Roberta Gale (October 18, 1914 – January 29, 2008) was an American actress. She is known for her roles as a leading lady in a number of Poverty Row western films made during the 1930s.

The daughter of J.M. Gale and Blanche Harris Gale, she was born in Pittsburgh, Pennsylvania, and raised in Miami, Florida. She appeared on Broadway in The New Yorkers (1927).

In Hollywood at age 15, Gale was described as "a Clara Bow type".

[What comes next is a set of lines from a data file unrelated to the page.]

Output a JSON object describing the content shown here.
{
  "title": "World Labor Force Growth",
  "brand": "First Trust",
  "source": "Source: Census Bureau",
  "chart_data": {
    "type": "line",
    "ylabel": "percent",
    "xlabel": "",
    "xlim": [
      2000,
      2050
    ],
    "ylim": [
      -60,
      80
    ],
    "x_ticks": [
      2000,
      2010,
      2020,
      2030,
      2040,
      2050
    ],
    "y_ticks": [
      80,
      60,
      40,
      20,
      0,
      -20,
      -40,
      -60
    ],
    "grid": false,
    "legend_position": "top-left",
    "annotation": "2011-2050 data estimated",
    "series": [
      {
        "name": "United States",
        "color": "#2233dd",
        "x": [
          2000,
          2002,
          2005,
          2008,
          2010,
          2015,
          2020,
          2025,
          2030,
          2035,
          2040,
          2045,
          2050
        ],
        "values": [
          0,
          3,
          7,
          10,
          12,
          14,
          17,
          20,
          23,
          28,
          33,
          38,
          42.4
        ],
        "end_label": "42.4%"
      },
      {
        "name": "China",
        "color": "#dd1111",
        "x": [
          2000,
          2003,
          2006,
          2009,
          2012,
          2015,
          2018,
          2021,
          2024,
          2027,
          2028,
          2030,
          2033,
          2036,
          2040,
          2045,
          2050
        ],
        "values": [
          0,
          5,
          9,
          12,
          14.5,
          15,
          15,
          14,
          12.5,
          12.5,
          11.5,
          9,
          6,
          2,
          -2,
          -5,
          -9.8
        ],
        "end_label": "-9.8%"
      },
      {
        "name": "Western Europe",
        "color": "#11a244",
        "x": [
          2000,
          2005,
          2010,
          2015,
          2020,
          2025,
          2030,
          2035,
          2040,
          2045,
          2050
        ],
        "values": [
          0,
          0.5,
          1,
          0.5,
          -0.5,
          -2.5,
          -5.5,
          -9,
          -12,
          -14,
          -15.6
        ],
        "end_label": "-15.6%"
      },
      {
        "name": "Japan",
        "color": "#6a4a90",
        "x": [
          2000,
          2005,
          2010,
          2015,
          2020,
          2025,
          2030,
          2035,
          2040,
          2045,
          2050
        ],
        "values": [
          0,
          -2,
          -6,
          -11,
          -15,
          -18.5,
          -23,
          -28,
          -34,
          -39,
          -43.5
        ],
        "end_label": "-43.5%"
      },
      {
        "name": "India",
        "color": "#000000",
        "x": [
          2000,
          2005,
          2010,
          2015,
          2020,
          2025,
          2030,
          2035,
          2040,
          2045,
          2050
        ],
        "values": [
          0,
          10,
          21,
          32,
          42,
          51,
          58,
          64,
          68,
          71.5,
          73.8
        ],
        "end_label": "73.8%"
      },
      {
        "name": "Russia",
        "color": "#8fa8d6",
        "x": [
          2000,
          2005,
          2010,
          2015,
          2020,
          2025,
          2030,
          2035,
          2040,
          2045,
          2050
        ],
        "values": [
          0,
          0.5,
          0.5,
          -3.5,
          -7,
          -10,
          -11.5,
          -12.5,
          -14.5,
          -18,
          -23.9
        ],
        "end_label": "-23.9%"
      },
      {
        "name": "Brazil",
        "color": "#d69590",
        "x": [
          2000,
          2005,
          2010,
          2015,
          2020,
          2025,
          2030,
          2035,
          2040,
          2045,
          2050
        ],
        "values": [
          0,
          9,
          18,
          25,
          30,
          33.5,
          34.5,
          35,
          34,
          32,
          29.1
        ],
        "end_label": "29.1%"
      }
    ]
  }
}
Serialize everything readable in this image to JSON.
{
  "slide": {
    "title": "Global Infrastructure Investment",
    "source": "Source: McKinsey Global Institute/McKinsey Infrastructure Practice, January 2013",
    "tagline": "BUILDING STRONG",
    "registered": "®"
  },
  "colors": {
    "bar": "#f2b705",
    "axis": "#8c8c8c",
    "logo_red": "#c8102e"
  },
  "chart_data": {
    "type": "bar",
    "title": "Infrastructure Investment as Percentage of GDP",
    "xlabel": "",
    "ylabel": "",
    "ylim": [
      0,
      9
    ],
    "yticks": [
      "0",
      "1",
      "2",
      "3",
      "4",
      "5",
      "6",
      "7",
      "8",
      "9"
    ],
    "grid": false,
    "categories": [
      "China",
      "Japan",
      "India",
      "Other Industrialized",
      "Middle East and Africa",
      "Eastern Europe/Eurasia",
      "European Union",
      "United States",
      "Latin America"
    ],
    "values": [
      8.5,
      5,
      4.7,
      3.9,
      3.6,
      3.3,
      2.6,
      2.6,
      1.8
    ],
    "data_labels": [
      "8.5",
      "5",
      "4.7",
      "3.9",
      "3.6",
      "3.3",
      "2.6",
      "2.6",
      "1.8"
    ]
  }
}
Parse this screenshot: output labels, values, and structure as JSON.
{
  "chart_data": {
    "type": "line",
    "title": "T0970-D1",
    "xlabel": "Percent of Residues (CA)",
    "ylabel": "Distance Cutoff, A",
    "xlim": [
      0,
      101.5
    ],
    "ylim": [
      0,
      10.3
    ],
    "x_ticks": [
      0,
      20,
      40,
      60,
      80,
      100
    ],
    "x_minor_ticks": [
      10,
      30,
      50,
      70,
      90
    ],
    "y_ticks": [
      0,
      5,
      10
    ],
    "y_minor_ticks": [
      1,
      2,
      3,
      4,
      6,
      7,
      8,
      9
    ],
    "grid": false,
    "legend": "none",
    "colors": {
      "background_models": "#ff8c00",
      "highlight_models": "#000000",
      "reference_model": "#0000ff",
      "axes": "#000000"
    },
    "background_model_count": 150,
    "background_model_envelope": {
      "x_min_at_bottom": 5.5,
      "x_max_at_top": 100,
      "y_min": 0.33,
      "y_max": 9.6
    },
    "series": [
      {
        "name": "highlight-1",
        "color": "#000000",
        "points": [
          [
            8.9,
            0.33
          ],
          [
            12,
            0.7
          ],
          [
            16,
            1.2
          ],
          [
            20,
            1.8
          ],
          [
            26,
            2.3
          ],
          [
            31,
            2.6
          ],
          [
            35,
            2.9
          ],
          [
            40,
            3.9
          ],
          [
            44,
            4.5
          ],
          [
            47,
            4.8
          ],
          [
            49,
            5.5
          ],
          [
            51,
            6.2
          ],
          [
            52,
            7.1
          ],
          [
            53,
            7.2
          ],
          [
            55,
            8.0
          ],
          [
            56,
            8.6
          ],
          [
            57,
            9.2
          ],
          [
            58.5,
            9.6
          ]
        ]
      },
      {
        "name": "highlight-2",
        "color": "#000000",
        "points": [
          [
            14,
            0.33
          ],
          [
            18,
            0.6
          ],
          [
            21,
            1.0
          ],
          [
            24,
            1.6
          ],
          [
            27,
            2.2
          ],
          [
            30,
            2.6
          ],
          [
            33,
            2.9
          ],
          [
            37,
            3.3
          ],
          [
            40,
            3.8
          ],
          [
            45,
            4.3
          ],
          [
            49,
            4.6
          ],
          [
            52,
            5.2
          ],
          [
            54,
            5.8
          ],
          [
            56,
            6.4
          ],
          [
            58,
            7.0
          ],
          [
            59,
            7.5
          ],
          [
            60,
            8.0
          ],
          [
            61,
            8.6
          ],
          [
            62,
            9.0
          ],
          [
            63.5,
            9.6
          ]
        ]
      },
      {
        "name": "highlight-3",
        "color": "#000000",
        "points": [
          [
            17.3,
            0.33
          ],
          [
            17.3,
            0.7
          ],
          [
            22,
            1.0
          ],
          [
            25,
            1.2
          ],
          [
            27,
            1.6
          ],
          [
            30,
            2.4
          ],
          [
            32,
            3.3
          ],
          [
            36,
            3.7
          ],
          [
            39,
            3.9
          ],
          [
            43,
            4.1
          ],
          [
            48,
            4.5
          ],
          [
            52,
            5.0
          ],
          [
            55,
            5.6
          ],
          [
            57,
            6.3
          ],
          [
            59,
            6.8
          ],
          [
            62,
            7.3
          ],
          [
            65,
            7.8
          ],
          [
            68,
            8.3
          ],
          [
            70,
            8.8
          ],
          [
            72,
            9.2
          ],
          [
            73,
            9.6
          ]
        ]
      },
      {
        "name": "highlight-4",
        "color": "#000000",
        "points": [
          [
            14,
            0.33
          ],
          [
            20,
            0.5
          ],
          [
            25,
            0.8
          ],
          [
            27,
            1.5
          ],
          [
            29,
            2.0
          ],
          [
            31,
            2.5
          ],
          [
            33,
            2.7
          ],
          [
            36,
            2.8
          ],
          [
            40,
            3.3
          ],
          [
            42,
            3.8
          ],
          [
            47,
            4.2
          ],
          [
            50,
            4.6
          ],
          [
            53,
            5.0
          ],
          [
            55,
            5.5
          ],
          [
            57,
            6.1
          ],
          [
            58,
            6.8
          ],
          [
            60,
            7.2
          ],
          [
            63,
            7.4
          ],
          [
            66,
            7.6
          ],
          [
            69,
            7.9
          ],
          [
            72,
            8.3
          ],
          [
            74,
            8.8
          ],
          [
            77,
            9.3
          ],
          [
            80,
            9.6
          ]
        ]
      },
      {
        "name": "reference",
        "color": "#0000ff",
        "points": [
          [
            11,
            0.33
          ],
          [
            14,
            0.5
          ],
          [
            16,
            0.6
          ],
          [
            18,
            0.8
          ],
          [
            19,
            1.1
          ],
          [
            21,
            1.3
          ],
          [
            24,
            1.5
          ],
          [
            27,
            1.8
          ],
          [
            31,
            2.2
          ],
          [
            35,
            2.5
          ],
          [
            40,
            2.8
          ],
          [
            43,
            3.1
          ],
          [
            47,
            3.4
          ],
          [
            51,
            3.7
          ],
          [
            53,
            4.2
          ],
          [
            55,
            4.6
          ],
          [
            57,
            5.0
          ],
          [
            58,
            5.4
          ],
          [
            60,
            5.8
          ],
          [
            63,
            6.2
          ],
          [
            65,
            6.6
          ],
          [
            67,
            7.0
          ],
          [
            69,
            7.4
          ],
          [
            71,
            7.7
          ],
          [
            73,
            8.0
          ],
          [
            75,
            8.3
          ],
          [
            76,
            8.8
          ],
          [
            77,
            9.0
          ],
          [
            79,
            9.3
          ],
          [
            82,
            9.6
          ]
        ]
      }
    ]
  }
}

Gale married Mark Taper, philanthropist and financier in Los Angeles in 1962; the marriage lasted eight months.

==Selected filmography==
- Are These Our Children? (1931)
- The Public Defender (1931)
- Girl of the Rio (1932)
- Her Splendid Folly (1933)
- Police Call (1933)
- Mystery Ranch (1934)
- Terror of the Plains (1934)
- St. Louis Woman (1934)
- Cheers of the Crowd (1935)
- Alias John Law (1935)
- No Man's Range (1935)
- Fighting Youth (1935)

==Bibliography==
- Pitts, Michael R. Poverty Row Studios, 1929–1940: An Illustrated History of 55 Independent Film Companies, with a Filmography for Each. McFarland & Company, 2005.